Multimodal Audio-Visual Information Fusion using Canonical-Correlated Graph Neural Network for Energy-Efficient Speech Enhancement

This paper proposes a novel multimodal self-supervised architecture for energy-efficient audio-visual (AV) speech enhancement that integrates Graph Neural Networks with canonical correlation analysis (CCA-GNN). The proposed approach lays its foundations on a state-of-the-art CCA-GNN that learns representative embeddings by maximizing the correlation between pairs of augmented views of the same input while decorrelating disconnected features. The key idea of the conventional CCA-GNN involves discarding augmentation-variant information and preserving augmentation-invariant information while preventing capturing of redundant information.

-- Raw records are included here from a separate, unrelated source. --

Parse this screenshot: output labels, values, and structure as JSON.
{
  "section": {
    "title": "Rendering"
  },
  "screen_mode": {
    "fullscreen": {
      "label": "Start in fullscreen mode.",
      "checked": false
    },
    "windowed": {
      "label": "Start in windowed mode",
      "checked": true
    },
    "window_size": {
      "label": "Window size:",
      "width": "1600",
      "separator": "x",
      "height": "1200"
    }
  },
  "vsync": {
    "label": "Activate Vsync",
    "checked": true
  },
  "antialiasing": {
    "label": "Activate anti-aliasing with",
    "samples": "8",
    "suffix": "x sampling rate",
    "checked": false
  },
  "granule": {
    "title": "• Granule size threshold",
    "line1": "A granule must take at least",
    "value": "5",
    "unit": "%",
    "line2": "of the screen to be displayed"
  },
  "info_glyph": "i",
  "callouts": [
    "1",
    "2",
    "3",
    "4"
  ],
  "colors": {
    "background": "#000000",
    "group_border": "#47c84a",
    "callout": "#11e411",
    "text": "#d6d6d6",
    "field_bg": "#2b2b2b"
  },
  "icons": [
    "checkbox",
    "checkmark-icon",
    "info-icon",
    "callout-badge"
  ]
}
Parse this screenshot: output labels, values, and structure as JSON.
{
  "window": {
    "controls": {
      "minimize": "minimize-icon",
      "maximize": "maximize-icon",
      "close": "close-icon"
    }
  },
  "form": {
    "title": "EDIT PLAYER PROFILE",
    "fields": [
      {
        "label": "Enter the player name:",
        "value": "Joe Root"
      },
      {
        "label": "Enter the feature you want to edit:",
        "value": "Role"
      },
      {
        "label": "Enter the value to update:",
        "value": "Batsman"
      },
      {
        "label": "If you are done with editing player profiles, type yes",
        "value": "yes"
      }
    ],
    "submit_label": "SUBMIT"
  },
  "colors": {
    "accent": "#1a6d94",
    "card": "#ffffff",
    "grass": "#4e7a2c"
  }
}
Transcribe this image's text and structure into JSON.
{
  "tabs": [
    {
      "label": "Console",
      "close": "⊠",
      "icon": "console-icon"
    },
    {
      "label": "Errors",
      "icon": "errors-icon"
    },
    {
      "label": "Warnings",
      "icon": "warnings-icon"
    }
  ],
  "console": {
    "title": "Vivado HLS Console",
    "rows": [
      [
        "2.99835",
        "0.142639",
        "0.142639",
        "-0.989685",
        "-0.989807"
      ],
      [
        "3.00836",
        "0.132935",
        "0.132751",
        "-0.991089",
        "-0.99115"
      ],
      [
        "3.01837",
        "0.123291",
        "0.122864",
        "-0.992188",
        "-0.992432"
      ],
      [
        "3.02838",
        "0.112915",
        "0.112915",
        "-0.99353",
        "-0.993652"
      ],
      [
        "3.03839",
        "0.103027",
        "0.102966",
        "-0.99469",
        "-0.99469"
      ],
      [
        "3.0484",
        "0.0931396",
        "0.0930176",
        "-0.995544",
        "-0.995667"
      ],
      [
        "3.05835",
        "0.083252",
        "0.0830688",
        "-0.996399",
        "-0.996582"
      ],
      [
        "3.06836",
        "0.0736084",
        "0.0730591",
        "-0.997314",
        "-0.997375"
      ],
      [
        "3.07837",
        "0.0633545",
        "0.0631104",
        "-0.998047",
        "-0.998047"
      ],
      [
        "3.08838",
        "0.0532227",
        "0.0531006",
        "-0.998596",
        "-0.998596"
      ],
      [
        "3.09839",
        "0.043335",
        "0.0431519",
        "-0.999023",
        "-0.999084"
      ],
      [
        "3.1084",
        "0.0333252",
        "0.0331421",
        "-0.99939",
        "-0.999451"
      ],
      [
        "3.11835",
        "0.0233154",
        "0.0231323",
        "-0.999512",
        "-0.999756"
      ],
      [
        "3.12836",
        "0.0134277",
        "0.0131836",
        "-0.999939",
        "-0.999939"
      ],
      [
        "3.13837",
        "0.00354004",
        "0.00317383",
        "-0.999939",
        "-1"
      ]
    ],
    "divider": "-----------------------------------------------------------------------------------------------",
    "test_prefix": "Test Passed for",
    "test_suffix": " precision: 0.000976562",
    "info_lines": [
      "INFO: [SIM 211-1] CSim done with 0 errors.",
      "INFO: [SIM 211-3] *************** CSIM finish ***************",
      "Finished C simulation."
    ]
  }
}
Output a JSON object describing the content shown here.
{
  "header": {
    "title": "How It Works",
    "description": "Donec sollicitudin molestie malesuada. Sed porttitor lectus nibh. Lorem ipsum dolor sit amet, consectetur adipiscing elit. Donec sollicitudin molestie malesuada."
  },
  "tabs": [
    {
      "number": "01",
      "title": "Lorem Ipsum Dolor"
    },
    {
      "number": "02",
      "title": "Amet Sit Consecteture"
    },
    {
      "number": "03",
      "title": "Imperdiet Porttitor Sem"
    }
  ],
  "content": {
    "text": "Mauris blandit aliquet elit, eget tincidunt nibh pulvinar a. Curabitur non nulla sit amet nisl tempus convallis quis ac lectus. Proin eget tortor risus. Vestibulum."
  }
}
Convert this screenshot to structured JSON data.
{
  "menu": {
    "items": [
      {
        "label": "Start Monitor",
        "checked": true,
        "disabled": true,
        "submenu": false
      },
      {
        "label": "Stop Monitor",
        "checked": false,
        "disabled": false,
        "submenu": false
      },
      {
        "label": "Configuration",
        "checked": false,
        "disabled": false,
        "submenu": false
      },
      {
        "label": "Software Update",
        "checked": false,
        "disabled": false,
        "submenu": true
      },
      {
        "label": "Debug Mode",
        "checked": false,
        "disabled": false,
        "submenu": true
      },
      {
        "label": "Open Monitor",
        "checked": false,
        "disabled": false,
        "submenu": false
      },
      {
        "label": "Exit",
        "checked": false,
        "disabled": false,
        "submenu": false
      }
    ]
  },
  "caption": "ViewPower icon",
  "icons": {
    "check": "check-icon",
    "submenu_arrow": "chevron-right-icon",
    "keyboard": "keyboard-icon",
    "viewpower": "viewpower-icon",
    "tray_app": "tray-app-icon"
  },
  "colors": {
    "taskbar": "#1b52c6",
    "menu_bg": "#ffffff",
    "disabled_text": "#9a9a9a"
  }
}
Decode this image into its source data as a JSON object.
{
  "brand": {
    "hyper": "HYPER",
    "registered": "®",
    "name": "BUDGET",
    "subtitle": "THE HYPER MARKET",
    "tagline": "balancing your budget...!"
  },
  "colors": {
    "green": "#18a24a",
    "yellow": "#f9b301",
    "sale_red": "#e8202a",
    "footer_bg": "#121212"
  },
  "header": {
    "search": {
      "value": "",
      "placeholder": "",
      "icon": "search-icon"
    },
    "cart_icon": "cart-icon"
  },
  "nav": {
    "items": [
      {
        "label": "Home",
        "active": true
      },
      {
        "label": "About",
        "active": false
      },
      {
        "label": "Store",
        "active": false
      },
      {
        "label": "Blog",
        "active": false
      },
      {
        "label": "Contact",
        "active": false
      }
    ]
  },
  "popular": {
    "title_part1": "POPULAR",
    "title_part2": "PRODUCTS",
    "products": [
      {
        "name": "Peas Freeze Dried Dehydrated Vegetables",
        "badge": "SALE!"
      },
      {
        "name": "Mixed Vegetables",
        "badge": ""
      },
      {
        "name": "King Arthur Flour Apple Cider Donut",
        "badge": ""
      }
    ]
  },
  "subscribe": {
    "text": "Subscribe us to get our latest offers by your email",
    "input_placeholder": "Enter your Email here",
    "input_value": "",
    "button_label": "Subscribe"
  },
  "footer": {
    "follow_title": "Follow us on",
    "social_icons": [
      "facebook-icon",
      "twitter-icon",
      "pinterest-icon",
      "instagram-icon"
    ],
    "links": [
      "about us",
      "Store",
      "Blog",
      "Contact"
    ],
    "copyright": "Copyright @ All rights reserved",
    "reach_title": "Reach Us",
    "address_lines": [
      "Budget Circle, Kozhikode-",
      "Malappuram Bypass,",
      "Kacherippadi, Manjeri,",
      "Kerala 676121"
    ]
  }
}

Our proposed AV CCA-GNN model deals with multimodal representation learning context. Specifically, our model improves contextual AV speech processing by maximizing canonical correlation from augmented views of the same channel and canonical correlation from audio and visual embeddings. In addition, it proposes a positional node encoding that considers a prior-frame sequence distance instead of a feature-space representation when computing the node's nearest neighbors, introducing temporal information in the embeddings through the neighborhood's connectivity. Experiments conducted on the benchmark ChiME3 dataset show that our proposed prior frame-based AV CCA-GNN ensures a better feature learning in the temporal context, leading to more energy-efficient speech reconstruction than state-of-the-art CCA-GNN, multilayer perceptron (MLP), and Long short-term memory (LSTM) models.